Auf die enge innere Verbundenheit von Beziehungstheologie und Trinitätslehre wurde bereits hingewiesen. Zur Benennung der beiden Teil-„Wirk“-lichkeiten von Beziehung, der Person-Orientierung und der Gemeinschafts-Orientierung, können daher auch Begriffe dienen, die der trinitätstheologischen Reflexion entstammen: Mit den Begriffen der „Personalität“ und der „Communialität“ sollen im Folgenden die beiden konstituierenden Aspekte der Beziehungswirklichkeit bezeichnet werden.47 Die Personalität umschreibt „Selbstsein und Selbstwerden in Beziehung (zu Gott und dem Mitmenschen), in gegenseitigem Empfangen und Schenken“48 und weist damit auch schon hin auf den Beziehungsaspekt der Communialität, der in der „Communio“/„Gemeinschaft“ gründet. „Communio“ kann verstanden werden als „ die in der Gemeinschaft des dreieinen Gottes vorgebildete und in der Teilhabe an seinem Leben gründende personale Gemeinschaft der Menschen mit ihm und den Mitmenschen“49. Personalität und Communialität können als konstituierende Aspekte der Beziehungswirklichkeit in der Erarbeitung der vorliegenden Thematik hilfreich sein: in der wirtschaftswissenschaftlichen Aufarbeitung der Beziehungsthematik erlauben die Wirkelemente der Person-Orientierung und der Gemeinschafts-Orientierung eine strukturierte Aufgliederung der beziehungsrelevanten Ergebnisse.50 Im Zuge der trinitätstheologischen Erarbeitung sind beide Begriffe noch vertiefend zu betrachten und werden schließlich zu wesentlichen Elementen bei der Ausarbeitung einer trinitarisch fundierten Beziehungswirklichkeit.51
Es soll deutlich werden: Personalität und Communialität bilden die beiden unverzichtbaren Wirkelemente der Beziehungswirklichkeit, die miteinander ins Gleichgewicht zu bringen sind – eine ausgewogenen und gleich gewichtete „Verbindung von Personalität und Communialität“52 ist anzustreben. Dominiert einer dieser beiden Teil-Wirk“-lichkeiten zu stark oder geht sogar ein konstituierender Aspekt unter dem Übergewicht seines Gegenparts ganz verloren, so wird eine gelingende Beziehung verunmöglicht. Diese Gefährdung ist von beiden Seiten her denkbar: Zum einen kann eine übersteigerte Betonung des personalen Aspekts in die Vereinzelung führen und Gemeinschaft unmöglich machen. Auf der anderen Seite darf eine überstarke Gemeinschaftsausrichtung nicht die Person des Einzelnen überrollen.
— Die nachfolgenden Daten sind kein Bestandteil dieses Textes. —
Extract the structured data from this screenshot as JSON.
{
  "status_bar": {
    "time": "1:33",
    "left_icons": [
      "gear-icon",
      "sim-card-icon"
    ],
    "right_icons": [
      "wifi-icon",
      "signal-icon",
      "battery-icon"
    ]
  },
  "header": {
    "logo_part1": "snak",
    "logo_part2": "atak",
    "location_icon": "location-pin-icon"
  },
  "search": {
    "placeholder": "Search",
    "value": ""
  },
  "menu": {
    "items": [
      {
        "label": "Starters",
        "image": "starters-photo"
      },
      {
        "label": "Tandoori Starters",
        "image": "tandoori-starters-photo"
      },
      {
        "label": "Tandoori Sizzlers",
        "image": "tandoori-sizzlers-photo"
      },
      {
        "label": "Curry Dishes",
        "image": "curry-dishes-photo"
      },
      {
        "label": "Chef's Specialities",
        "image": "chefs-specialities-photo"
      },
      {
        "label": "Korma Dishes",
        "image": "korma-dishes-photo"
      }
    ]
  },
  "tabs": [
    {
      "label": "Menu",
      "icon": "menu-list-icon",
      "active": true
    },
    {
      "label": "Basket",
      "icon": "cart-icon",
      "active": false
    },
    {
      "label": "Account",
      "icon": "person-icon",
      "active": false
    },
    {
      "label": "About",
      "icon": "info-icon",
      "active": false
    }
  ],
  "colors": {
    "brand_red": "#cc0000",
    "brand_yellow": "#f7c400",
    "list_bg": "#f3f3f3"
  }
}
Die personale Orientierung als solche muss gewahrt bleiben. In der heutigen gesellschaftlichen Situation ist jedoch stärker der individuelle, personale Aspekt in den Vordergrund getreten: eine steigende Individualisierung und Singularisierung der Gesellschaft, beispielhaft abzulesen an der stetigen Zunahme von Single-Haushalten in Deutschland, lässt den communialen Aspekt der Beziehungswirklichkeit heute tendenziell zurücktreten. Eine stärkere Betonung der gemeinschaftlichen Wirklichkeit von Beziehung scheint auf diesem Hintergrund angebracht – gerade auch in der caritativen Diakonie der Kirche und im christlichen Krankenhaus. Die beiden konstituierenden Elemente von Beziehung – Personalität und Communialität – werden in der weiteren Bearbeitung der Beziehungswirklichkeit im christlichen Krankenhaus immer wieder in den Blick zu nehmen sein.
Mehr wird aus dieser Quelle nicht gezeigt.